Despite the record, Conner couldn't resist telling a fish story when he looked at the replica.

"It seems to me it was bigger," he said of the original catch.

Conner caught the fish while standing on the West Virginia bank of the Potomac, just below Dam No. 5 south of Clear Spring. He said he was using a 15-pound test line, baited with a plastic worm.

The fish hit his line so hard, Conner's first thought was that he must have caught his hook on a tree limb or something else underwater. But then he saw the tiger muskie pass in front of him, the start of a back-and-forth fight that would last 10 to 15 minutes before Conner could reel in the whopper.

"He was putting up a struggle," he said.

Once on shore, the fish was subdued by Conner and a friend. It was later weighed to verify it was a record. The fish was killed and its skin is being kept by the state.

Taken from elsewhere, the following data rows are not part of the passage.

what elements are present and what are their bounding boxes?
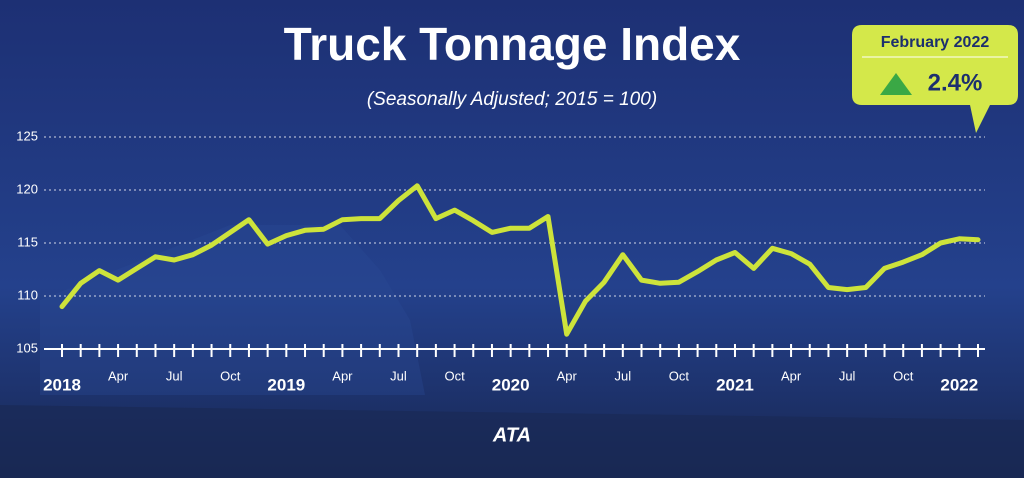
y-tick-label: 115 bbox=[17, 234, 38, 249]
y-tick-label: 125 bbox=[16, 128, 38, 143]
chart-subtitle: (Seasonally Adjusted; 2015 = 100) bbox=[367, 89, 657, 110]
y-tick-label: 120 bbox=[16, 181, 38, 196]
x-tick-label: Oct bbox=[669, 368, 690, 383]
x-tick-label: Jul bbox=[615, 368, 632, 383]
up-arrow bbox=[880, 73, 912, 95]
x-tick-label: Jul bbox=[390, 368, 407, 383]
x-tick-label: 2020 bbox=[492, 375, 530, 394]
data-line bbox=[59, 183, 981, 337]
callout-label: February 2022 bbox=[881, 34, 990, 51]
x-tick-label: 2022 bbox=[940, 375, 978, 394]
road bbox=[0, 405, 1024, 478]
logo: ATA bbox=[492, 424, 531, 446]
x-tick-label: Apr bbox=[781, 368, 802, 383]
x-tick-label: 2018 bbox=[43, 375, 81, 394]
x-tick-label: 2019 bbox=[267, 375, 305, 394]
x-tick-label: Oct bbox=[893, 368, 914, 383]
x-tick-label: Oct bbox=[444, 368, 465, 383]
x-tick-label: Oct bbox=[220, 368, 241, 383]
x-tick-label: 2021 bbox=[716, 375, 754, 394]
chart-title: Truck Tonnage Index bbox=[284, 18, 741, 70]
x-tick-label: Apr bbox=[108, 368, 129, 383]
x-tick-label: Jul bbox=[166, 368, 183, 383]
callout-value: 2.4% bbox=[928, 69, 983, 96]
x-tick-label: Jul bbox=[839, 368, 856, 383]
y-tick-label: 105 bbox=[16, 340, 38, 355]
callout-box bbox=[852, 25, 1018, 133]
x-tick-label: Apr bbox=[332, 368, 353, 383]
x-tick-label: Apr bbox=[557, 368, 578, 383]
y-tick-label: 110 bbox=[17, 287, 38, 302]
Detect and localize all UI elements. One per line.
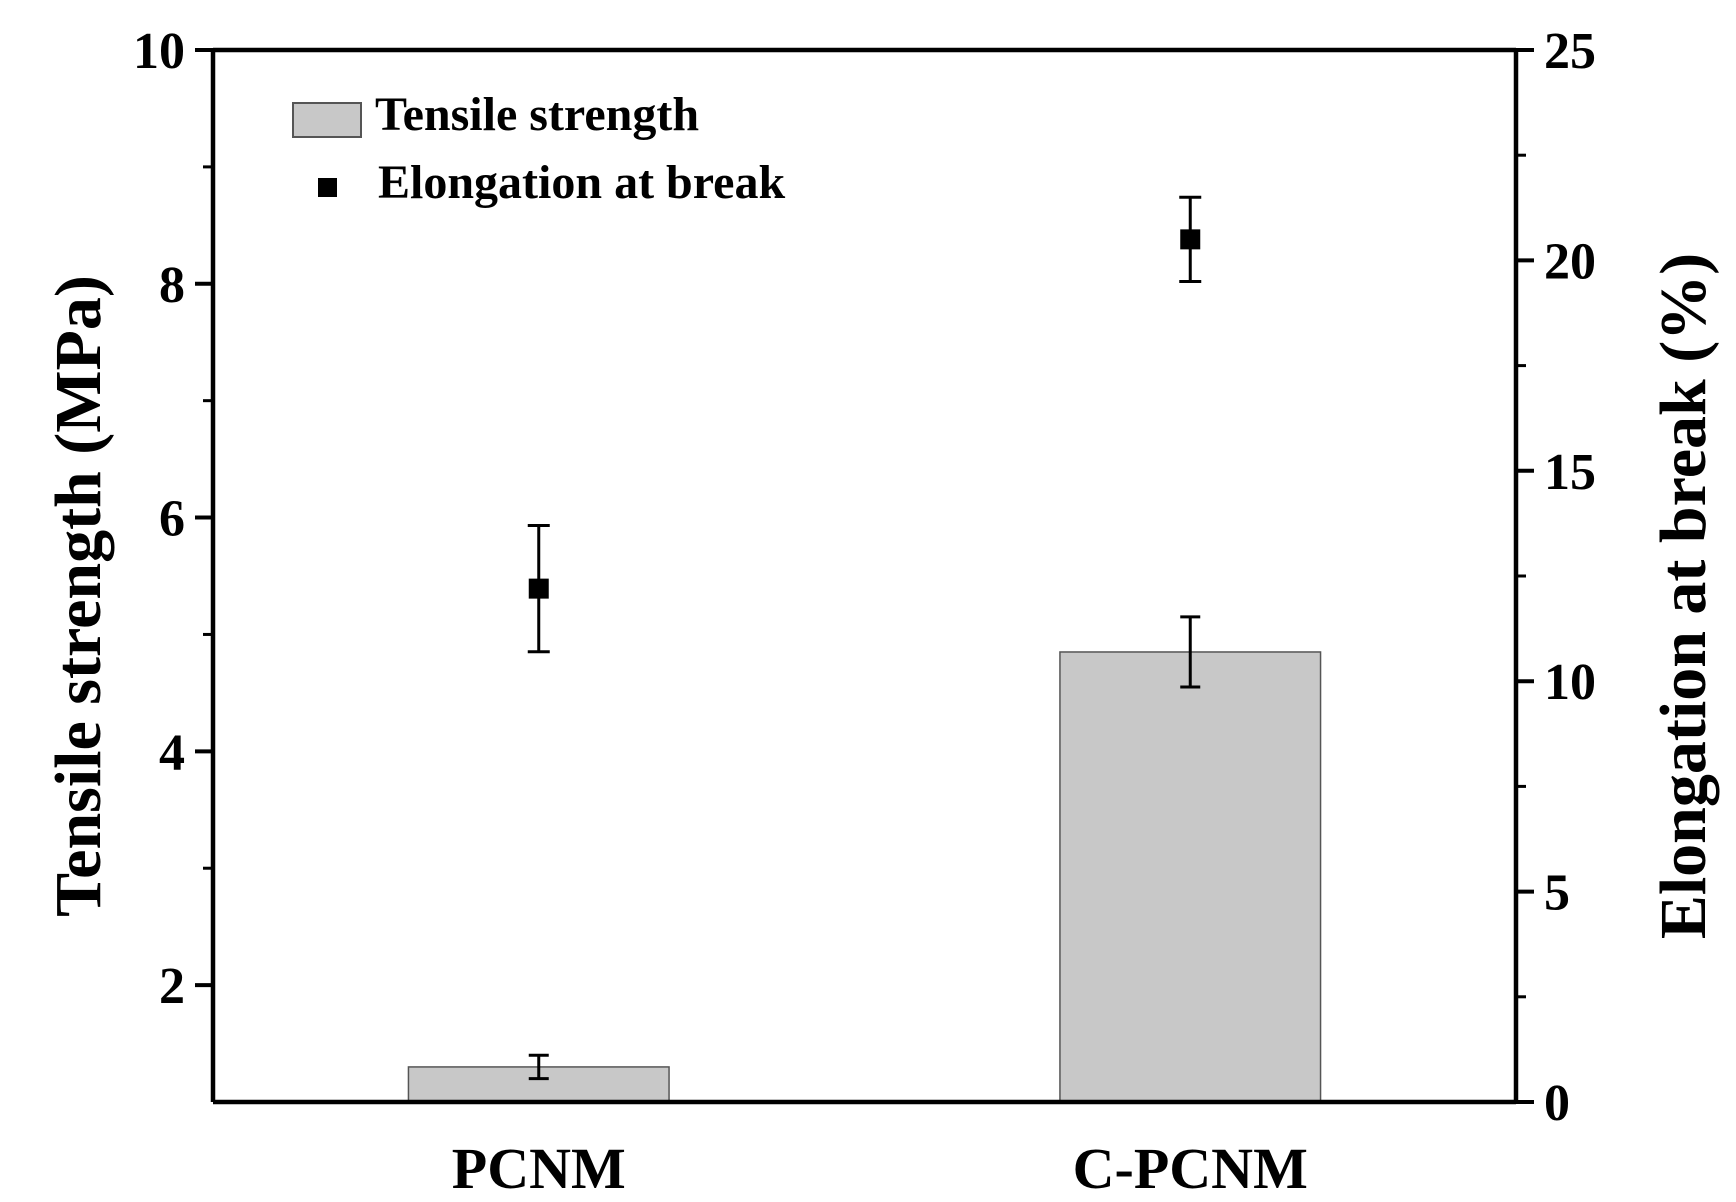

The previous record for tiger muskie was held by Richard "Yogi" Sword of Clear Spring, who caught a 27-pound fish measuring 46 inches.

The tiger muskie is a sterile, hybrid fish produced by crossing a muskellunge with a northern pike. The result is a fast-growing fish, tolerant of high temperatures that is easier to catch than a true muskellunge.

In 1989 the state began stocking the Potomac River with about 2,000 fish a year, with the goal of producing trophy-sized fish to attract sport anglers. Conner's catch affirms that effort, officials said.

"It means our program has been successful," said John Mullican, a biologist with the DNR's fisheries division.

Mullican estimated from the size of Conner's fish that it might have been swimming in the Potomac since the stocking program began, and he didn't rule out the possibility there are larger ones still out there.

Conner, an assistant manager at the Food 4 Less grocery store in Martinsburg, W.Va., said he'll probably show photos of the replica to co-workers and friends. The replica itself will probably be mounted on a wall in his game room.

Conner had thoughts about putting the fish on his living room wall, but that plan was nixed by his wife, Tracy.

"It doesn't match the decor," Tracy Conner said.